Ingredients for Accra

  • 1 piece malanga (taro), peeled and grated
  • 2 pieces scallions, chopped
  • 0.5 cups parsley, chopped
  • 2 cloves garlic, minced
  • 0.5 piece scotch bonnet pepper, minced
  • salt and black pepper
  • 1 tablespoon vinegar
  • vegetable oil for frying

Instructions

Step 1: Preparing the Batter

In a bowl, mix the grated malanga with the chopped scallions, parsley, garlic, pepper, salt, pepper, and vinegar. Mix thoroughly to combine all the flavors. If the mixture is too thick, you can add a little water.

Step 2: Shaping

Using a spoon, scoop small amounts of the mixture and shape them into small patties or mounds.

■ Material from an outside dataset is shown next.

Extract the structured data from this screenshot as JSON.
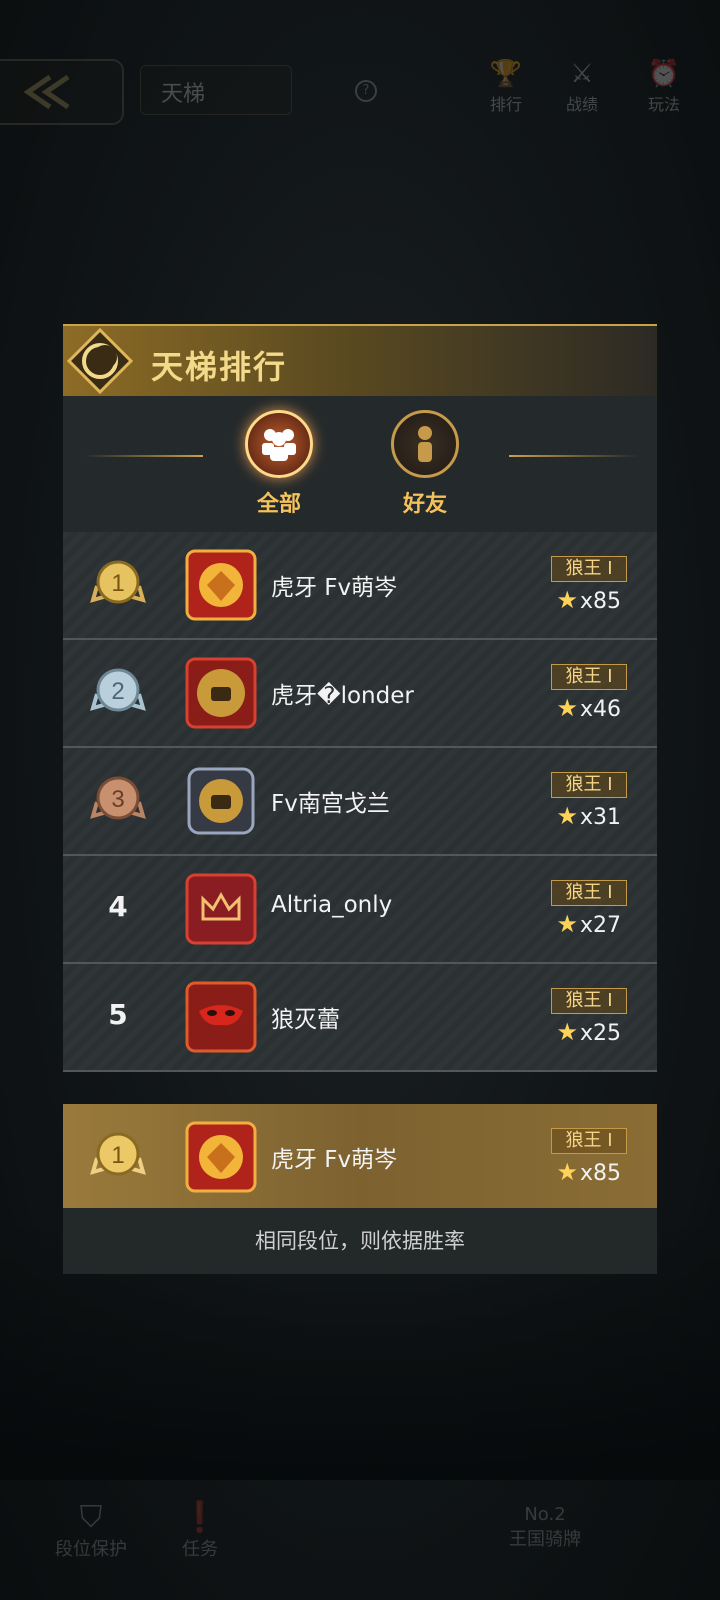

The fritters should be flat so they cook evenly.

Step 3: Frying

In a large skillet or pot, heat the vegetable oil over medium-high heat. Carefully place the Accra fritters into the hot oil (in batches to avoid overcrowding) and fry them for about 5-7 minutes per side, until they are golden and crispy. Remove them and place them on paper towels to drain excess oil.

Step 4: Serving

Serve the Accra hot, preferably with pikliz as a dip. It is an ideal appetizer or snack.